WHO's thinking is that if this pandemic does take place, there will be at least two million to seven million dead people. That's a cautious number that we get from a reliable American institution.

There are others who are no less reliable who look at world populations. They look at globalisation, they look at the pathogenicity of this virus, and they have estimated up to 100 million. That's not a number we're using, but it's a number that's in that back of our minds.
Emphasis added.

And those "experts" who threw out the big 1 billion figure are actually one expert... well, one surgery instructor at the Harvard/Massachusetts General Hospital - who appears to have a habit of countering WHO/CDC statistics with hyperbolic claims.

A poorly written, sensationalistic post, in other words.
posted by nanojath at 1:22 PM on December 1, 2004


Jeez -- Robocop, it's the Masque of the Red Death; as in, masquerade.
posted by Tlogmer at 2:01 PM on December 1, 2004



Hildago, there's a difference between the reporters getting worried and the scientists getting worried.


Jefgodesky: thanks for your measured response to my assholish outburst.

However, I don't see a preponderance of scientific evidence for this conclusion, or even, frankly, that many scientists with meaningful credentials making dire forecasts.

And there were scientists who predicted doom as a result of all those other "pandemics", I saw them on the news and read the articles on metafilter. Eventually, you just start to ignore them. The kinds of scientists who go out and make statements about wildfire diseases killing millions of people are not the good scientists, they're something else entirely.

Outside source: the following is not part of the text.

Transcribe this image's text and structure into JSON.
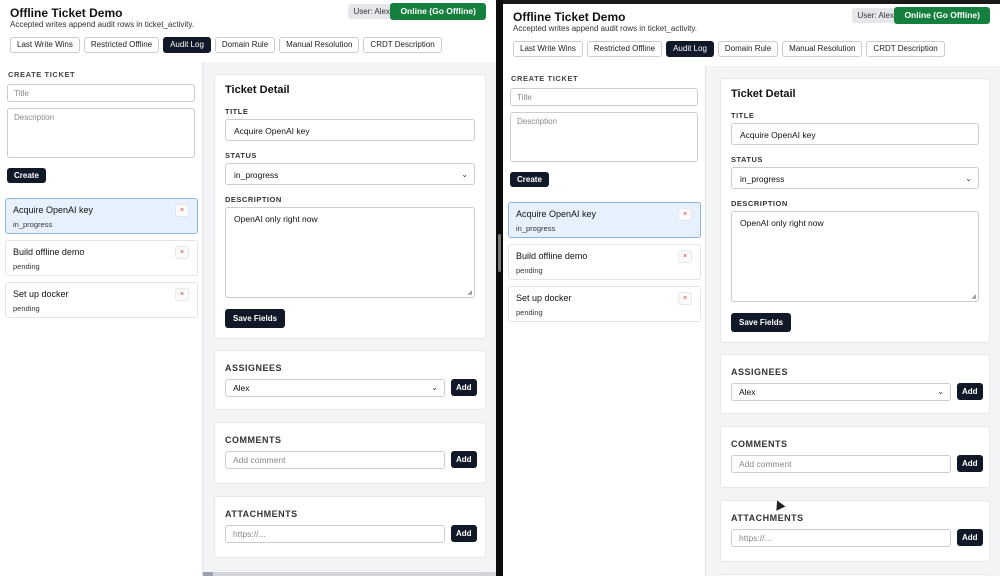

The point I'd like to make is that certain parties benefit when people get panicky about their health. However, since worrying about catching a disease does no good to actually keep you from getting sick, one of those parties is not the public.
posted by Hildago at 2:16 PM on December 1, 2004


Thankfully, Hildago, a little more homework on the matter seems to support your conclusion that this is more Chicken Little than Eschaton. That's a load off my mind.
posted by jefgodesky at 2:22 PM on December 1, 2004


xyzzy - I can spend 88 cents on a package of eggs and a $1.50 on a carton of milk and satisfy my B12 needs. Sadly, these cheap items require chickens and cows.

Umm... eggs and milk are also produced by other creatures you know.
posted by Meridian at 2:35 AM on December 2, 2004


I can spend 88 cents on a package of eggs and a $1.50 on a carton of milk and satisfy my B12 needs.

So when you argue that eating animal products is "necessary," you actually mean "convenient." Got it.

I won't even go into how the meat and dairy industries are disproportionately privileged in American (and most Western) economic systems.

For the record, the fact that modern-day urbanized consumers need to get B12 through supplements in no way argues against a "natural" plant-based diet (even though I don't really care how "natural" meat-eating might have been at some distant time, since you and I are not living in that time). B12 is actually bioavailable through many plants that take it up from the soil (it's also, of course, naturally in the dirt we used to eat along with our plants). It's our own recent (over the past couple centuries) relentless despoiling and sterilizing of the soil that has made getting B12 solely through plants untenable.